Abstracts

EEG Source Localization of Temporal Encephaloceles

Abstract number : 2.074
Submission category : 3. Neurophysiology / 3G. Computational Analysis & Modeling of EEG
Year : 2022
Submission ID : 2204988
Source : www.aesnet.org
Presentation date : 12/4/2022 12:00:00 PM
Published date : Nov 22, 2022, 05:27 AM

Authors :
Benjamin Cox, MD – University of Alabama at Birmingham; Shruti Agashe, MD – Fellow, Neurology, Mayo Clinic Rochester; Kelsey Smith, MD – Fellow, Neurology, Mayo Clinic Rochester; Kiran Kanth, MD – Assistant Professor, Neurology, UC Davis; Jamie Van Gompel, MD, PhD – Profesor, Neurology and Otolaryngology, Mayo Clinic Rochester; Lily Wong-Kisiel, MD – Associate Professor, Neurology, Mayo Clinic Rochester; Benjamin Brinkmann, MD – Associate Professor, Neurology, Mayo Clinic Rochester

Rationale: Temporal encephaloceles have been increasingly recognized as a cause of drug-resistant temporal lobe epilepsy (DR-TLE), however the exact relationship between these two lesions and epileptogenesis is unclear optimal surgical treatment is currently unclear, however, EEG source localization (ESL) may play a role in informing approach to treatment.

Methods: We reviewed all patients at Mayo Clinic Rochester with drug resistant temporal lobe epilepsy and temporal encephaloceles between, who underwent limited resection of the encephalocele and had 1 year outcomes.
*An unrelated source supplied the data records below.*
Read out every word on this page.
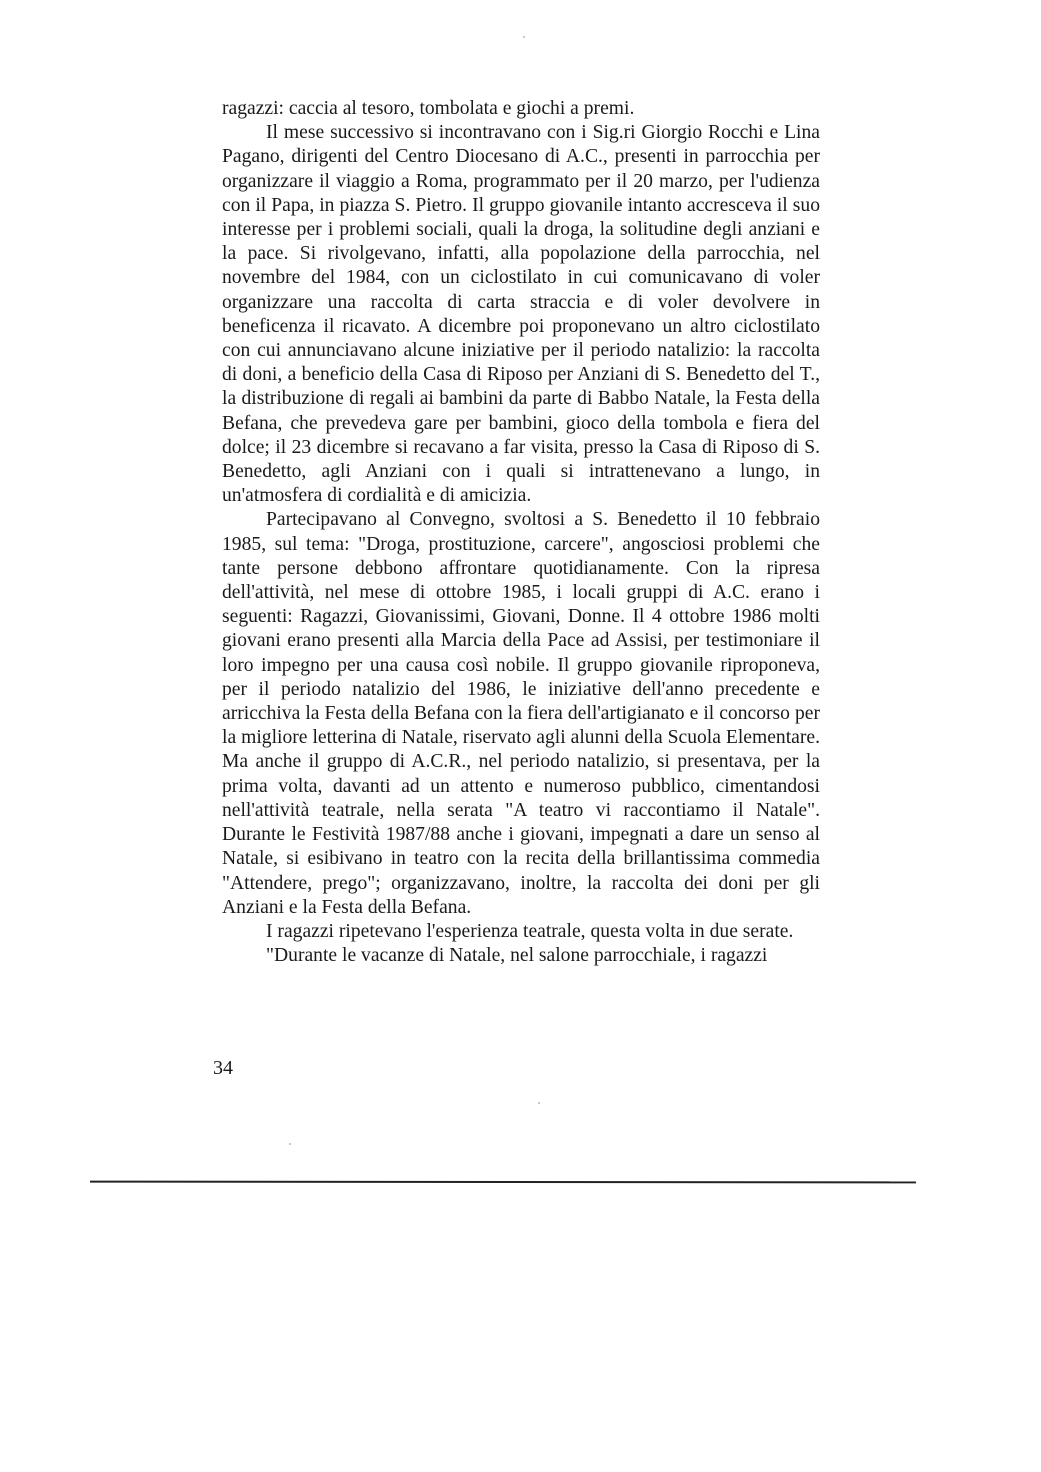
ragazzi: caccia al tesoro, tombolata e giochi a premi.

Il mese successivo si incontravano con i Sig.ri Giorgio Rocchi e Lina Pagano, dirigenti del Centro Diocesano di A.C., presenti in parrocchia per organizzare il viaggio a Roma, programmato per il 20 marzo, per l'udienza con il Papa, in piazza S. Pietro. Il gruppo giovanile intanto accresceva il suo interesse per i problemi sociali, quali la droga, la solitudine degli anziani e la pace. Si rivolgevano, infatti, alla popolazione della parrocchia, nel novembre del 1984, con un ciclostilato in cui comunicavano di voler organizzare una raccolta di carta straccia e di voler devolvere in beneficenza il ricavato. A dicembre poi proponevano un altro ciclostilato con cui annunciavano alcune iniziative per il periodo natalizio: la raccolta di doni, a beneficio della Casa di Riposo per Anziani di S. Benedetto del T., la distribuzione di regali ai bambini da parte di Babbo Natale, la Festa della Befana, che prevedeva gare per bambini, gioco della tombola e fiera del dolce; il 23 dicembre si recavano a far visita, presso la Casa di Riposo di S. Benedetto, agli Anziani con i quali si intrattenevano a lungo, in un'atmosfera di cordialità e di amicizia.

Partecipavano al Convegno, svoltosi a S. Benedetto il 10 febbraio 1985, sul tema: "Droga, prostituzione, carcere", angosciosi problemi che tante persone debbono affrontare quotidianamente. Con la ripresa dell'attività, nel mese di ottobre 1985, i locali gruppi di A.C. erano i seguenti: Ragazzi, Giovanissimi, Giovani, Donne. Il 4 ottobre 1986 molti giovani erano presenti alla Marcia della Pace ad Assisi, per testimoniare il loro impegno per una causa così nobile. Il gruppo giovanile riproponeva, per il periodo natalizio del 1986, le iniziative dell'anno precedente e arricchiva la Festa della Befana con la fiera dell'artigianato e il concorso per la migliore letterina di Natale, riservato agli alunni della Scuola Elementare. Ma anche il gruppo di A.C.R., nel periodo natalizio, si presentava, per la prima volta, davanti ad un attento e numeroso pubblico, cimentandosi nell'attività teatrale, nella serata "A teatro vi raccontiamo il Natale". Durante le Festività 1987/88 anche i giovani, impegnati a dare un senso al Natale, si esibivano in teatro con la recita della brillantissima commedia "Attendere, prego"; organizzavano, inoltre, la raccolta dei doni per gli Anziani e la Festa della Befana.

I ragazzi ripetevano l'esperienza teatrale, questa volta in due serate.

"Durante le vacanze di Natale, nel salone parrocchiale, i ragazzi

34
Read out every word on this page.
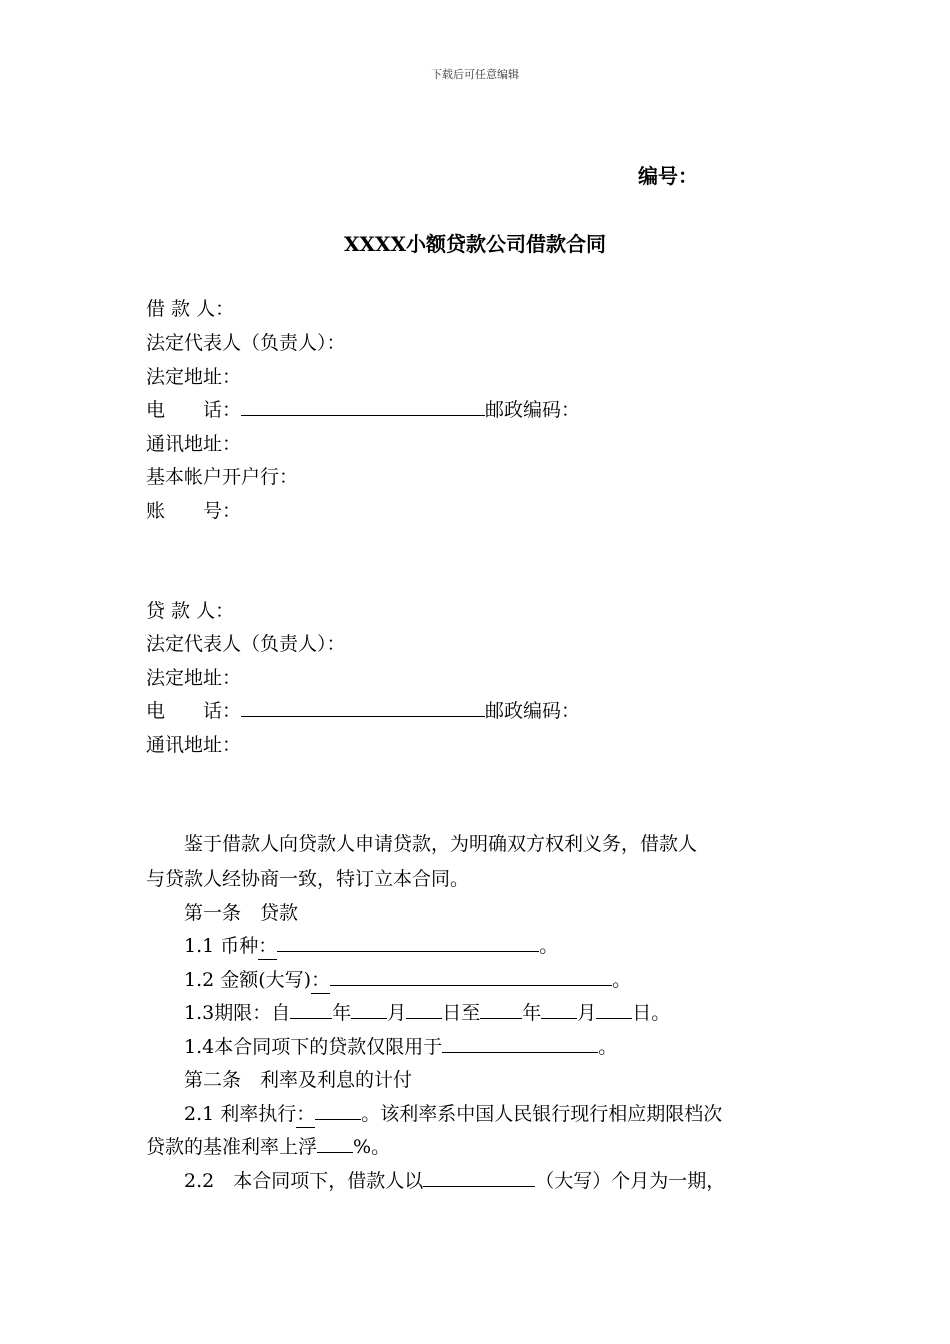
下载后可任意编辑
编号：
XXXX小额贷款公司借款合同
借 款 人：
法定代表人（负责人）：
法定地址：
电　　话：	邮政编码：
通讯地址：
基本帐户开户行：
账　　号：
贷 款 人：
法定代表人（负责人）：
法定地址：
电　　话：	邮政编码：
通讯地址：
鉴于借款人向贷款人申请贷款，为明确双方权利义务，借款人
与贷款人经协商一致，特订立本合同。
第一条　贷款
1.1 币种：	。
1.2 金额(大写)：	。
1.3期限：自 年 月 日至 年 月 日。
1.4本合同项下的贷款仅限用于	。
第二条　利率及利息的计付
2.1 利率执行： 。该利率系中国人民银行现行相应期限档次
贷款的基准利率上浮 %。
2.2　本合同项下，借款人以	（大写）个月为一期，
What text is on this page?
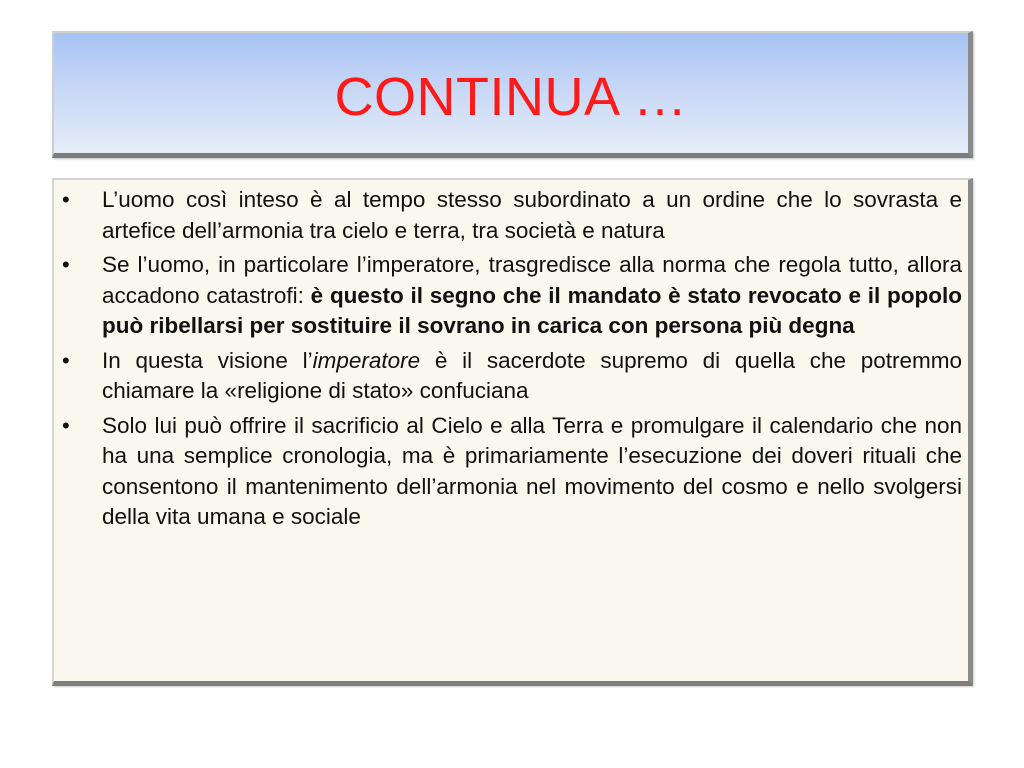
CONTINUA …
•	L’uomo così inteso è al tempo stesso subordinato a un ordine che lo sovrasta e artefice dell’armonia tra cielo e terra, tra società e natura
•	Se l’uomo, in particolare l’imperatore, trasgredisce alla norma che regola tutto, allora accadono catastrofi: è questo il segno che il mandato è stato revocato e il popolo può ribellarsi per sostituire il sovrano in carica con persona più degna
•	In questa visione l’imperatore è il sacerdote supremo di quella che potremmo chiamare la «religione di stato» confuciana
•	Solo lui può offrire il sacrificio al Cielo e alla Terra e promulgare il calendario che non ha una semplice cronologia, ma è primariamente l’esecuzione dei doveri rituali che consentono il mantenimento dell’armonia nel movimento del cosmo e nello svolgersi della vita umana e sociale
ESL was performed using standard density scalp EEG of ictal and interictal activity. Temporal intermittent rhythmic delta activity (TIRDA) was included and was analyzed separately from interictal activity. Dipole and sLORETA solutions were performed and the distance from result to the encephalocele center was measured. Rhythmic activity (both TIRDA and ictal onset) was analyzed in 2 separate ways: (1) averaging rhythmic waveforms at peak and (2) performing epoch analysis using ICA to subtract artifact.  Concordance of ESL with encephalocele and surgical resection was compared with 1-year surgical outcomes.

Results: Eighteen patients met criteria. Mean distance (mm) from ESL dipole results to encephalocele center was 21.5 interictal spikes, 34.1 for TIRDA averaged, 26.0 for TIRDA epoch, 26.3 fo ictal averaged, and 24.2 fir ictal epoch. Distances for sLORETA results were 19.2, 31.3, 27.1, 23.1, and 24.4, respectively, showing a non-significant trend towards closer distances with sLORETA ictal averaged results. Comparison of methods for rhythmic analysis showed a trend towards closer distances with TIRDA epoch analysis (26.0mm vs 34.1mm for dipole, p=0.08; 27.1mm vs 31.4mm for sLORETA, p=0.14). Ictal ESL showed a trend towards closer distances with dipole analysis using averaged waveforms, however, the epoch analysis had no difference. Ten patients (55.6%) were seizure free at 1 year.  Dipole or sLORETA localization to resection cavity did not show a difference in surgical outcomes. There was a trend towards increased distance from dipole to encephalocele with ictal and interictal analyses in patients with excellent surgical outcomes. There was a significant increased distance in sLORETA to encephalocele distance in patients with excellent outcomes in ictal epoch analyses (mean 29.6mm vs 18.6mm, p=0.0134).

Conclusions: Our cohort demonstrates ESL of scalp EEG localizes near encephaloceles, however, typically not in the encephalocele itself; this may be due to scalp EEG sampling propagated activity or alternatively, may suggest that the seizure onset zone extends beyond the herniated cortex. We did not see a consistent difference in methodology comparing averaged and epoch analysis of rhythmic activity, suggesting either method may have potential clinical utility.  Surprisingly, we observed a trend of increased ESL to encephalocele distances in patients who were seizure free at 1 year after undergoing a focal resection. Larger cohort studies including intracranial EEG are needed to explore the trends observed in our cohort.